First, calculate the moment of inertia (I):
I = (1/2) * m * r^2
I = (1/2) * 400 kg * (0.60 m)^2
I = 72 kg·m^2
Substitute the values of KE and I into the formula for rotational kinetic energy:
KE = (1/2) * I * ω^2
3.2 × 10^7 J = (1/2) * 72 kg·m^2 * ω^2
Rearrange the equation and solve for ω:
ω^2 = (2 * KE) / I
ω^2 = (2 * 3.2 × 10^7 J) / 72 kg·m^2
ω^2 = 8.89 × 10^5 rad^2/s^2
Take the square root of both sides to find ω:
ω = √(8.89 × 10^5 rad^2/s^2)
ω ≈ 942 rad/s
The angular speed required to store 3.2 × 10^7 J of energy in the flywheel is approximately 942 rad/s.
To determine the angular speed required to store 3.2 × 10^7 J of energy in the flywheel, we need to use the concept of rotational kinetic energy.

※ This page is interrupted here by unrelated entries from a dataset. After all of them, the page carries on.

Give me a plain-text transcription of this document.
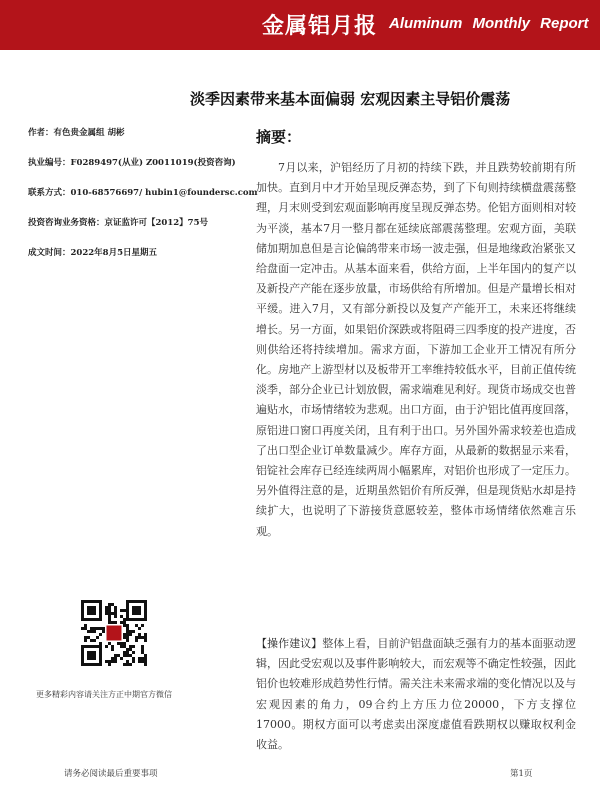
金属铝月报 Aluminum Monthly Report
淡季因素带来基本面偏弱 宏观因素主导铝价震荡
作者：有色贵金属组 胡彬
执业编号：F0289497(从业) Z0011019(投资咨询)
联系方式：010-68576697/ hubin1@foundersc.com
投资咨询业务资格：京证监许可【2012】75号
成文时间：2022年8月5日星期五
摘要：

7月以来，沪铝经历了月初的持续下跌，并且跌势较前期有所加快。直到月中才开始呈现反弹态势，到了下旬则持续横盘震荡整理，月末则受到宏观面影响再度呈现反弹态势。伦铝方面则相对较为平淡，基本7月一整月都在延续底部震荡整理。宏观方面，美联储加期加息但是言论偏鸽带来市场一波走强，但是地缘政治紧张又给盘面一定冲击。从基本面来看，供给方面，上半年国内的复产以及新投产产能在逐步放量，市场供给有所增加。但是产量增长相对平缓。进入7月，又有部分新投以及复产产能开工，未来还将继续增长。另一方面，如果铝价深跌或将阻碍三四季度的投产进度，否则供给还将持续增加。需求方面，下游加工企业开工情况有所分化。房地产上游型材以及板带开工率维持较低水平，目前正值传统淡季，部分企业已计划放假，需求端难见利好。现货市场成交也普遍贴水，市场情绪较为悲观。出口方面，由于沪铝比值再度回落，原铝进口窗口再度关闭，且有利于出口。另外国外需求较差也造成了出口型企业订单数量减少。库存方面，从最新的数据显示来看，铝锭社会库存已经连续两周小幅累库，对铝价也形成了一定压力。另外值得注意的是，近期虽然铝价有所反弹，但是现货贴水却是持续扩大，也说明了下游接货意愿较差，整体市场情绪依然难言乐观。

【操作建议】整体上看，目前沪铝盘面缺乏强有力的基本面驱动逻辑，因此受宏观以及事件影响较大，而宏观等不确定性较强，因此铝价也较难形成趋势性行情。需关注未来需求端的变化情况以及与宏观因素的角力，09合约上方压力位20000，下方支撑位17000。期权方面可以考虑卖出深度虚值看跌期权以赚取权利金收益。
更多精彩内容请关注方正中期官方微信
请务必阅读最后重要事项	第1页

The formula for rotational kinetic energy is given by:
KE = (1/2) I ω^2
Where:
- KE is the rotational kinetic energy
- I is the moment of inertia of the flywheel
- ω is the angular speed of the flywheel
In this case, we are given the value of KE (3.2 × 10^7 J) and the dimensions of the flywheel.
The moment of inertia of a solid cylinder rotating about its central axis is given by:
I = (1/2) m r^2
Where:
- m is the mass of the flywheel
- r is the radius of the flywheel
Again, we are given the values of m (400 kg) and r (0.60 m).
Let's substitute these values into the equations and solve for ω:
KE = (1/2) I ω^2
3.2 × 10^7 J = (1/2) * (1/2) * 400 kg * (0.60 m)^2 * ω^2
To simplify the equation, let's calculate (1/2) * (1/2) * 400 kg * (0.60 m)^2:
(1/2) * (1/2) * 400 kg * (0.60 m)^2 = 36 kg * m^2
Now, let's rearrange the equation to solve for ω:
ω^2 = (2 * 3.2 × 10^7 J) / (36 kg * m^2)
ω^2 = 177.8 × 10^4 J / (36 kg * m^2)
ω^2 = 494,444.44 J / (kg * m^2)
Taking the square root of both sides gives us:
ω = sqrt(494,444.44 J / (kg * m^2))
Now, let's calculate the value of ω:
ω = sqrt(494,444.44 J / (kg * m^2))
ω ≈ 222.22 rad/s
Therefore, the angular speed required to store 3.2 × 10^7 J of energy in the flywheel would be approximately 222.22 rad/s.